The Zoofenster
At just under 119 m, the Zoofenster is one of Berlin’s tallest buildings. And yet it is in no way a typical high-rise block. Instead, it is a complex, tiered structure that responds to its urban environment in a number of ways. It consists of a 22-storey block and 32-storey tower that rise above a lower block that occupies the entire plot and reflects the height and lines of the neighbouring six-storey buildings. This medium-rise block creates clearly structured urban spaces and carries these as far as Breitscheidplatz. And facing Hardenbergstrasse and Hardenbergplatz, the block is resolved into a two-storey arcade that dovetails the ensemble with the streets. The shapes and sizes of the windows have been deliberately chosen so that the visual references for the occupants are oriented towards the city. This fact is demonstrated most of all by the emblematic glazing at the top of the tower, which looks out over the square below and to the city beyond.

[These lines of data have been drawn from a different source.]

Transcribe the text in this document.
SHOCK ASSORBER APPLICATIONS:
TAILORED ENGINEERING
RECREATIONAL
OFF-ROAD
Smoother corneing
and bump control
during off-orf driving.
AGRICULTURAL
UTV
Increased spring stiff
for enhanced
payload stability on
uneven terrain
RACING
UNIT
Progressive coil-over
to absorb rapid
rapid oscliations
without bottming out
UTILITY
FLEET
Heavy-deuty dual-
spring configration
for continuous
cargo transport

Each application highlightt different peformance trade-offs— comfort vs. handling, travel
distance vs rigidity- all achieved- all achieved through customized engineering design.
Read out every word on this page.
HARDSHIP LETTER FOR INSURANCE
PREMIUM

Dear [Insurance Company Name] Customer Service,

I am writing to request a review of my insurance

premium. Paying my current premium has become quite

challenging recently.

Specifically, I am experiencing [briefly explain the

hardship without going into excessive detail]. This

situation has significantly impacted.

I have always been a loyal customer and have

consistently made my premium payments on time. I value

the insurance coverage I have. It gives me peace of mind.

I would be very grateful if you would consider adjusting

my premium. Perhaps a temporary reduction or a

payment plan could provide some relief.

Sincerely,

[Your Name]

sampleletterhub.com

The main priority behind the Zoofenster development was to give the city and its citizens a certain stability, to fuse disjointed architectural and social structures together again and point the way forward for local building traditions. It is located in a district of “West Berlin” severely marked by war damage and haphazard rebuilding. At the end of the 19th century, then again in the 1920s and finally during the years in which the city was divided, this area functioned as a second or surrogate city. Unsurprisingly, around the Zoo station for underground and local trains, which has become a city landmark, are a few remaining perimeter block developments from the late 19th century as well as striking individual buildings from the 1950s and 1960s plus a few structures representing the béton brut of the late modern movement which together form a disorderly web brutally dissected by roads.
The Zoofenster high-rise ensemble is intended to lend scale to all this, act as a focal point, dominate the scene but at the same time act as mediator. This is why it is designed as a combination of several blocks with different heights. It takes up the diversity of its urban surroundings, focuses these and finishes them off, so to speak. Despite the triangular site, the Zoofenster’s plan form is designed as a rectangle and therefore can continue the essentially orthogonal grid structure of the neighbouring buildings. With a different facade on each side, each one reacting to the particular situation in which it finds itself, this high-rise development is a response to the lack of direction in the urban design of this neighbourhood with its arbitrarily laid out open areas, crossroads and T-junctions, all conflicting with each other.
The complexity of this location and its function in the urban environment are also reflected in the plan layout of the Zoofenster. The medium-rise block is a “public” area, with hotel, restaurants and retailing, which allows the urban space at street level to filter into the building. The sightlines that run together at the Zoofenster site can be read off in the plan layout of the public zones in the hotel, and can be felt everywhere, such as in the triangular form of the glass-roofed atrium or the café facing Breitscheidplatz.
The medium-rise block, mainly six storeys but eight at the apex of the triangle, matches the eaves heights of the surrounding buildings. Colonnades on all sides continue a Berlin building tradition that can also be seen in the 1950s architecture along the adjoining Joachimsthaler Strasse. So, embedded in the architectural look and feel of its immediate environment, the Zoofenster also offers references to the characteristics and features of the architecture of Berlin as a whole: the window grids of the towers remind the observer of the classical modern movement, which has left behind remarkable examples of the “New Objectivity” in the city. Although seemingly closely related to the famously progressive Berlin of the “Roaring Twenties”, the Zoofenster still shows respect for the impressive grid facades of Egon Eiermann’s Kaiser Wilhelm Memorial Church dating from 1957, which together with the ruins of its neo-romantic predecessor has become one of the city’s principal sights.
Primarily, however, the Zoofenster development reflects the current shift in Berlin’s urban planning strategy towards an individual, unmistakable urban architecture: contrary to the original plans for a glass tower in the prevailing global fashion, the Zoofenster is clad in stone. The Zoofenster facades with their light-coloured limestone achieve their vitality through the restrained play of colours plus the structure of the material itself and the way it has been worked. The delicate horizontal fluting on the medium-rise block sets it apart from the two towers rising above it, gaining its own accent purely through the changing play of light and shadow on its surfaces. As a continuation of the proverbial “stony Berlin”, the design follows on from the imposing new buildings of recent years that use stone to create bold contours and sculpted surfaces and hence give the city centre in particular its own, distinctive character. Finally, the large area of glazing at the top of the taller tower ensures that the building is visible from afar, especially during the hours of darkness.